# Sig Sauer Auto Pistols Final Test Quiz Questions - P210/P220 Series



## hoppy70 (Apr 30, 2012)

*Sig Sauer Auto Pistols Final Test Quiz Questions - P210/P220 Series*

I am semi-retired and I am taking a self-passed and self-taught Armorers course on Sig Sauer Auto Pistols. I hope to become a part-time light Gunsmith in the future.

There are over 60 quiz questions covering this firearm and I have answered most of them. During my study and research I am having some problems related to some of the following quiz questions. Either I am not sure of the correct answer or I have conflicting answers.

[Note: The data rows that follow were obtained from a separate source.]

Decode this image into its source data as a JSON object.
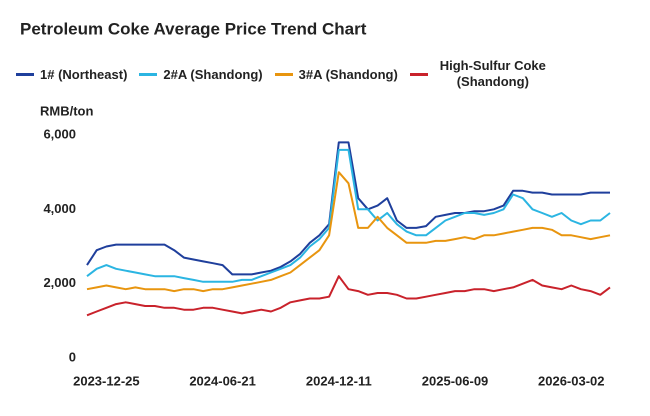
{
  "chart_data": {
    "type": "line",
    "title": "Petroleum Coke Average Price Trend Chart",
    "y_label": "RMB/ton",
    "categories": [
      null,
      null,
      "2023-12-25",
      null,
      null,
      null,
      null,
      null,
      null,
      null,
      null,
      null,
      null,
      null,
      "2024-06-21",
      null,
      null,
      null,
      null,
      null,
      null,
      null,
      null,
      null,
      null,
      null,
      "2024-12-11",
      null,
      null,
      null,
      null,
      null,
      null,
      null,
      null,
      null,
      null,
      null,
      "2025-06-09",
      null,
      null,
      null,
      null,
      null,
      null,
      null,
      null,
      null,
      null,
      null,
      "2026-03-02",
      null,
      null,
      null,
      null
    ],
    "series": [
      {
        "name": "1# (Northeast)",
        "color": "#1f3f9c",
        "values": [
          2500,
          2900,
          3000,
          3050,
          3050,
          3050,
          3050,
          3050,
          3050,
          2900,
          2700,
          2650,
          2600,
          2550,
          2500,
          2250,
          2250,
          2250,
          2300,
          2350,
          2450,
          2600,
          2800,
          3100,
          3300,
          3600,
          5800,
          5800,
          4300,
          4000,
          4100,
          4300,
          3700,
          3500,
          3500,
          3550,
          3800,
          3850,
          3900,
          3900,
          3950,
          3950,
          4000,
          4100,
          4500,
          4500,
          4450,
          4450,
          4400,
          4400,
          4400,
          4400,
          4450,
          4450,
          4450
        ]
      },
      {
        "name": "2#A (Shandong)",
        "color": "#2bb5e2",
        "values": [
          2200,
          2400,
          2500,
          2400,
          2350,
          2300,
          2250,
          2200,
          2200,
          2200,
          2150,
          2100,
          2050,
          2050,
          2050,
          2050,
          2100,
          2100,
          2200,
          2300,
          2400,
          2500,
          2700,
          3000,
          3200,
          3500,
          5600,
          5600,
          4000,
          4000,
          3700,
          3900,
          3600,
          3400,
          3300,
          3300,
          3500,
          3700,
          3800,
          3900,
          3900,
          3850,
          3900,
          4000,
          4400,
          4300,
          4000,
          3900,
          3800,
          3900,
          3700,
          3600,
          3700,
          3700,
          3900
        ]
      },
      {
        "name": "3#A (Shandong)",
        "color": "#e8950f",
        "values": [
          1850,
          1900,
          1950,
          1900,
          1850,
          1900,
          1850,
          1850,
          1850,
          1800,
          1850,
          1850,
          1800,
          1850,
          1850,
          1900,
          1950,
          2000,
          2050,
          2100,
          2200,
          2300,
          2500,
          2700,
          2900,
          3300,
          5000,
          4700,
          3500,
          3500,
          3800,
          3500,
          3300,
          3100,
          3100,
          3100,
          3150,
          3150,
          3200,
          3250,
          3200,
          3300,
          3300,
          3350,
          3400,
          3450,
          3500,
          3500,
          3450,
          3300,
          3300,
          3250,
          3200,
          3250,
          3300
        ]
      },
      {
        "name": "High-Sulfur Coke (Shandong)",
        "color": "#c9222b",
        "values": [
          1150,
          1250,
          1350,
          1450,
          1500,
          1450,
          1400,
          1400,
          1350,
          1350,
          1300,
          1300,
          1350,
          1350,
          1300,
          1250,
          1200,
          1250,
          1300,
          1250,
          1350,
          1500,
          1550,
          1600,
          1600,
          1650,
          2200,
          1850,
          1800,
          1700,
          1750,
          1750,
          1700,
          1600,
          1600,
          1650,
          1700,
          1750,
          1800,
          1800,
          1850,
          1850,
          1800,
          1850,
          1900,
          2000,
          2100,
          1950,
          1900,
          1850,
          1950,
          1850,
          1800,
          1700,
          1900
        ]
      }
    ],
    "ylim": [
      0,
      6000
    ],
    "yticks": [
      0,
      {
        "value": 2000,
        "label": "2,000"
      },
      {
        "value": 4000,
        "label": "4,000"
      },
      {
        "value": 6000,
        "label": "6,000"
      }
    ],
    "grid": false
  }
}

*Can you help me determine the correct answers for these few final 5 quiz questions? Please coorect my wrong answers!*

Thanks for your help.

Note #18. What is the difference in the American and European style magazine catches? 
a)	There is no difference 
b)	The European magazine catch moves from right to left 
c)	The American magazine catch is located on the bottom of the magazine 
d)	None of the above 

Note# 19. The main difference in early and later Sig pistols is in the slide. What is this difference? 
a)	The slide contains a breech block (insert) and inner and outer roll pins 
b)	The firing pin is hexagonal 
c)	There is no firing pin block safety 
d)	All of the above

Note #20. Which of the following should an extractor should be able to do? 
a)	The extractor should be pushed slightly out to the right when a cartridge slides into place 
b)	It should be able to hold the extracted case up in the slide face 
c)	It should be able to snap over a rim of a cartridge 
d)	It should be able to leap a tall building in a single bound 
e)	a and c 
f)	a and b 
g)	band c 
h)	a, band c 

Note #21. You should always use new roll pins when reassembling the breech block (insert) into the slide if the firearm will be used for defensive/offensive purposes. - True or False

Note #22. The extractor spring and the extractor pin (or plunger) must go in after the extractor is installed in the slide. - True or False


----------